365tools
Privacy Tools

Metadata Remover — EXIF, PDF & Word

Strip GPS location, camera info and all hidden metadata from photos, PDFs and Word documents. 100% browser-based — nothing uploaded.

Remove GPS Location

Every iPhone photo embeds your exact coordinates. Strip it before sharing publicly.

Clean PDFs & Word Docs

Remove author, company, revision history and app metadata from documents.

100% Private

Canvas API + pdf-lib + JSZip — everything runs locally in your browser.

Why metadata is a privacy risk

Files you create and share carry hidden information you may not be aware of. A photo taken on your phone embeds your exact GPS coordinates. A Word document you drafted at work carries your name, your company's name, and possibly your manager. A PDF exported from design software includes the application version and sometimes the original file path.

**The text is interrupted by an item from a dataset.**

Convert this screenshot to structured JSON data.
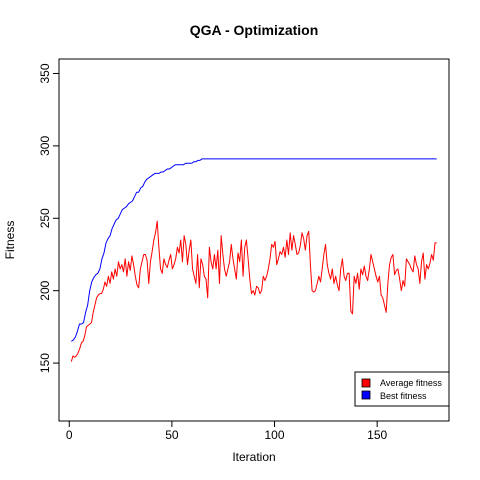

When you share these files publicly — on social media, in email attachments, on forums, in job applications — you share that hidden data too. Most people don't know it's there. Journalists, researchers, lawyers, and privacy-conscious users routinely strip metadata before sharing any document or image.

What gets removed

Photos (EXIF)

  • GPS latitude & longitude
  • Camera make & model
  • Lens & focal length
  • Date & time taken
  • Author / copyright
  • Software used

PDF Documents

  • Title & subject
  • Author name
  • Keywords
  • PDF producer app
  • Creator application
  • Creation date

Word (.docx)

  • Author name
  • Last modified by
  • Company name
  • Manager field
  • Application name
  • Revision history

Zero data transmitted

Photos are processed via Canvas API. PDFs use pdf-lib. Word documents use JSZip. All three are JavaScript libraries running inside your browser tab — no server contact, no file upload, no logging.

Frequently asked questions

What metadata does a photo contain?

JPEG and HEIC photos store EXIF data — a block of metadata embedded in the file. This typically includes GPS coordinates (exact latitude and longitude where the photo was taken), camera model and serial number, lens information, date and time, exposure settings, and sometimes the photographer's name or copyright information.

Is sharing a photo without removing EXIF a privacy risk?

Yes. If your phone has location services enabled, every photo you take embeds your exact GPS coordinates. Sharing that photo publicly — on social media, a forum, via email — also shares your location. Someone with the right software can extract the coordinates and see exactly where you were when you took the photo.

How does the tool remove EXIF from images?

The tool draws your photo onto an HTML Canvas element and exports a new image from the canvas. The Canvas API only exports pixel data — it discards all metadata. This is the most reliable method for EXIF removal and works for any JPEG, PNG, or WebP file.

What metadata does a Word document contain?

Word (.docx) documents embed author name, the name of the last person who modified the file, company name, manager, the application used to create it, creation and modification dates, and revision count. This information can reveal internal company details or personal identity when sharing documents externally.

Does PDF cleaning remove all metadata?

The tool removes the standard document properties: title, author, subject, keywords, producer, and creator application. Some PDFs may also contain XMP metadata or object-level metadata — for very sensitive documents, consider using Ghostscript's -dPDFSETTINGS=/screen option for a deeper clean.

Are my files uploaded anywhere?

No. Image EXIF removal uses the browser Canvas API. PDF cleaning uses pdf-lib running in-browser. DOCX cleaning uses JSZip running in-browser. All processing happens locally — your files are never transmitted.